Me­tho­dik für Ri­si­koa­na­ly­sen in Tun­neln

Astra-Richtlinie 19004

Normenbasierte Vorgaben bei der Planung von Strassentunneln nehmen nicht direkt Rücksicht auf Kosten und technische Schwierig­keiten des jeweiligen Tunnelsystems. Vom Astra entwickelte quantitative Ansätze binden Risiken und Kosten schon in den Planungsprozess ein.

Data di pubblicazione
11-05-2017
Revision
11-05-2017
Samuel Rigert
MSc ETH Masch.-Ing., Amberg Engineering, Lüftung & Sicherheit
Marco Bettelini
Dr. sc. techn. ETH Zürich, Amberg Engineering, Lüftung & Sicherheit

In den letzten zwei Jahren haben sich Tunnelbauexperten mit der Richtlinie 19004 des Schweizerischen Bundesamts für Strassen Astra Risikoanalyse für Tunnel der Na­tio­nalstras­sen befasst. Sie legt fest, wann und wie bei der ­Neuplanung oder Sanierung von Tunneln Risiken mittels quantita­tiver Methoden analysiert werden müssen. Das Risiko von Personen­schäden soll ein gesellschaftlich «tolerierbares» Niveau nicht überschreiten, zugleich ist das Prinzip der Verhältnis­mässigkeit zu wahren: Die Sicherheit soll so lang schrittweise erhöht werden, bis dies kosten­effizient nicht mehr möglich ist (vgl. «Kalkulierbare Sicherheit», TEC21 43/2015). Nun wurden Erfahrungen gesammelt, wie mit der Richtlinie in der Praxis umgegangen werden soll. 

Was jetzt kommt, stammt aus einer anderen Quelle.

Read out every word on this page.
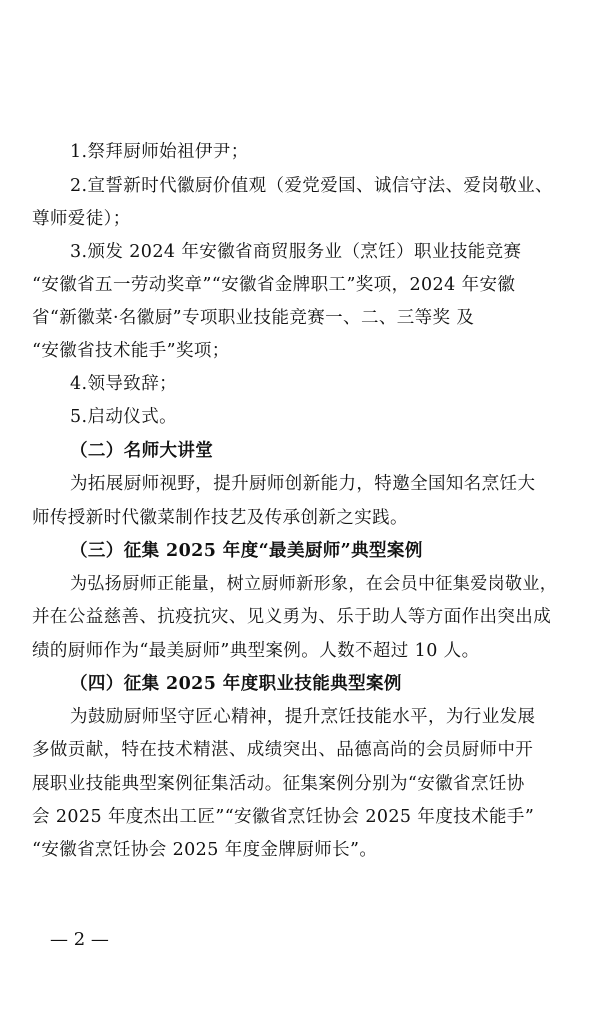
1.祭拜厨师始祖伊尹；
2.宣誓新时代徽厨价值观（爱党爱国、诚信守法、爱岗敬业、
尊师爱徒）；
3.颁发 2024 年安徽省商贸服务业（烹饪）职业技能竞赛
“安徽省五一劳动奖章”“安徽省金牌职工”奖项，2024 年安徽
省“新徽菜·名徽厨”专项职业技能竞赛一、二、三等奖 及
“安徽省技术能手”奖项；
4.领导致辞；
5.启动仪式。
（二）名师大讲堂
为拓展厨师视野，提升厨师创新能力，特邀全国知名烹饪大
师传授新时代徽菜制作技艺及传承创新之实践。
（三）征集 2025 年度“最美厨师”典型案例
为弘扬厨师正能量，树立厨师新形象，在会员中征集爱岗敬业，
并在公益慈善、抗疫抗灾、见义勇为、乐于助人等方面作出突出成
绩的厨师作为“最美厨师”典型案例。人数不超过 10 人。
（四）征集 2025 年度职业技能典型案例
为鼓励厨师坚守匠心精神，提升烹饪技能水平，为行业发展
多做贡献，特在技术精湛、成绩突出、品德高尚的会员厨师中开
展职业技能典型案例征集活动。征集案例分别为“安徽省烹饪协
会 2025 年度杰出工匠”“安徽省烹饪协会 2025 年度技术能手”
“安徽省烹饪协会 2025 年度金牌厨师长”。
— 2 —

Segmentieren, modellieren, quantifizieren 

Bei der neuen Methodik wird ein Tunnel durch zahlreiche Parameter (Risikoindikatoren) charakterisiert, die Einfluss auf seine Sicherheit ­haben: Verkehrsaufkommen, Längsneigung, Fluchtwege oder Brandschutzeinrichtungen. Diese Para­meter variieren über die gesamte Tunnellänge. Daher unterscheidet sich auch das Unfall-, Brand- oder Todesfallrisiko in jedem Tunnel­abschnitt. Am Eingangsportal etwa ist das Unfallrisiko aufgrund der wechselnden Lichtverhältnisse in der Regel höher als im Innen­bereich oder bei der Ausfahrt.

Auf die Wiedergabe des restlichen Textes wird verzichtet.